Chapter 48
Serena
I left the executive dining room with Eleanor's promise ringing in my ears—ten million dollars, and with it, the weight of expectations I wasn't entirely sure I could meet.
But as I walked back toward my office, the hushed whispers hit me before I'd even turned the corner.
"—I'm telling you, she's definitely got a backer—"
"Did you see Vincent drop her off this morning? Lance Lawson's personal driver?"
"And Felix went to her office! I saw him myself. He was in there for like twenty minutes—"
"Don't forget Eleanor Lloyd having lunch with her. When does Eleanor ever have lunch with junior analysts?"
"We can't afford to mess with her. Whoever she's sleeping with, they've got serious power—"
I stopped walking.
The voices cut off abruptly as my heels clicked against the marble floor—one sharp sound that silenced every whisper.
I turned toward the cluster of analysts hunched over their desks, their eyes suddenly very interested in their computer screens. But I'd seen their faces before they'd looked away. The resentment. The calculation. The ugly assumption that I'd fucked my way into this position.
You know what? I thought, anger crystallizing into something cold and precise. If you're going to talk shit, at least have the decency to do it when I can't hear you.
"If anyone has concerns about my employment," I said clearly, my voice carrying across the open floor plan, "you're welcome to discuss them with me privately. My office door is open." I paused, letting my gaze sweep over each guilty face. "Alternatively, if your concerns are serious enough, I encourage you to report them directly to the CEO via email."
One woman—Patricia's former assistant, I remembered—had the audacity to meet my eyes with barely concealed hostility.
"Though I'd suggest," I continued, my tone sharpening, "that before you spend company time gossiping about me, you make absolutely certain your own performance is impeccable. Because at Lawson Capital?" I smiled, and it wasn't a nice expression. "Results matter more than speculation. And I'd hate for anyone to lose their position because they were too busy discussing my personal life to focus on their actual job responsibilities."
I turned on my heel and walked into my office, deliberately leaving the door ajar.
Behind me, silence. Complete, absolute silence.
I settled into my chair, pulling up the Grey Estate database with satisfaction humming through my veins.
That's what I should have been doing all along, I thought, a smile tugging at my lips. Standing up for myself. Saying what I actually think instead of swallowing every insult and smiling through it.
Turned out it wasn't that hard after all.
---
The next several hours disappeared into a blur of authentication records and market analysis.
Tang Dynasty ceramics with provenance stretching back centuries—I cross-referenced kiln signatures, compared glaze compositions, verified imperial seals against historical records. A Monet from his water lilies series—I traced its exhibition history, confirmed the catalogue raisonné entry, assessed condition reports from three different conservators.
Each piece was a puzzle. A story.

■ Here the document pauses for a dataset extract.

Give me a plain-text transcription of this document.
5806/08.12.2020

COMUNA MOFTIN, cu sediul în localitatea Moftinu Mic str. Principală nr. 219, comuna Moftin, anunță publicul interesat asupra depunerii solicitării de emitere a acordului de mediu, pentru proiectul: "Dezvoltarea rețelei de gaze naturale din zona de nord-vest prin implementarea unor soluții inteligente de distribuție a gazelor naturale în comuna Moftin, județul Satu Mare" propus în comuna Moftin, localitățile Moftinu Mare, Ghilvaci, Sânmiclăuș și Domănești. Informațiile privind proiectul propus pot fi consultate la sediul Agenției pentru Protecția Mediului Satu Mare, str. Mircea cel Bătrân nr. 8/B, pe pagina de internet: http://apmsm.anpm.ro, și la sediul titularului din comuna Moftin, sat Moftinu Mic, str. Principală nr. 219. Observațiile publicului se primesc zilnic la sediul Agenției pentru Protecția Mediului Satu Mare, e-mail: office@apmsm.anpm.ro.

A challenge that made my brain light up in ways that board meetings and networking events never could.
I was so absorbed in evaluating a disputed Caravaggio attribution that I almost didn't notice the time. When I finally glanced at the clock, it was past eight PM. The office had emptied hours ago, the overhead lights automatically dimming to energy-saving mode.
My phone buzzed. Chloe.
Coming home for dinner? I made your favorite.
I smiled, typing back: Working late. Don't wait up.
Her response was immediate: Working late or has some man feeding you? You didn't come home last night either, you little minx.
Heat crept up my neck. I started to type No, nothing like that, then paused.
Then, feeling reckless and slightly giddy from exhaustion and the memory of Lance's perfectly sculpted chest, I deleted the message and wrote something else entirely.
Well... I may have spent the night at a certain someone's place. And by "certain someone," I mean a six-foot-two man with a body like a Greek sculpture and a face that could stop traffic. The kind of handsome that makes you forget how to form coherent sentences.
I hit send before I could second-guess myself, then kept typing, emboldened by Chloe's inevitable squealing response.
His muscles are INSANE, Chloe. Like, I'm talking chiseled abs and shoulders that could carry the world. And his skin—God, his skin is so perfect I couldn't stop staring. Plus that whole brooding, controlled thing he has going on? It's like ice on the surface but you KNOW there's fire underneath just waiting to—
I was grinning like an idiot now, my fingers flying across the screen.
And the best part? His bedroom performance is absolutely—
"My bedroom performance is what, exactly?"
The voice—deep, male—cut through my fantasy like a bucket of ice water.
I spun around so fast my phone nearly flew out of my hands, my heart launching into my throat.
Lance stood in my doorway, one shoulder leaned against the frame, arms crossed over his chest. He wore the same charcoal suit from this morning, though his tie was loosened and his sleeves were rolled up to his elbows, revealing forearms that definitely matched the "Greek sculpture" description I'd just been typing.
His expression was carefully neutral, but something glittered in those gray-blue eyes—amusement, maybe, or something more dangerous.
"Lance!" My voice came out several octaves too high. "What—how long have you been standing there?"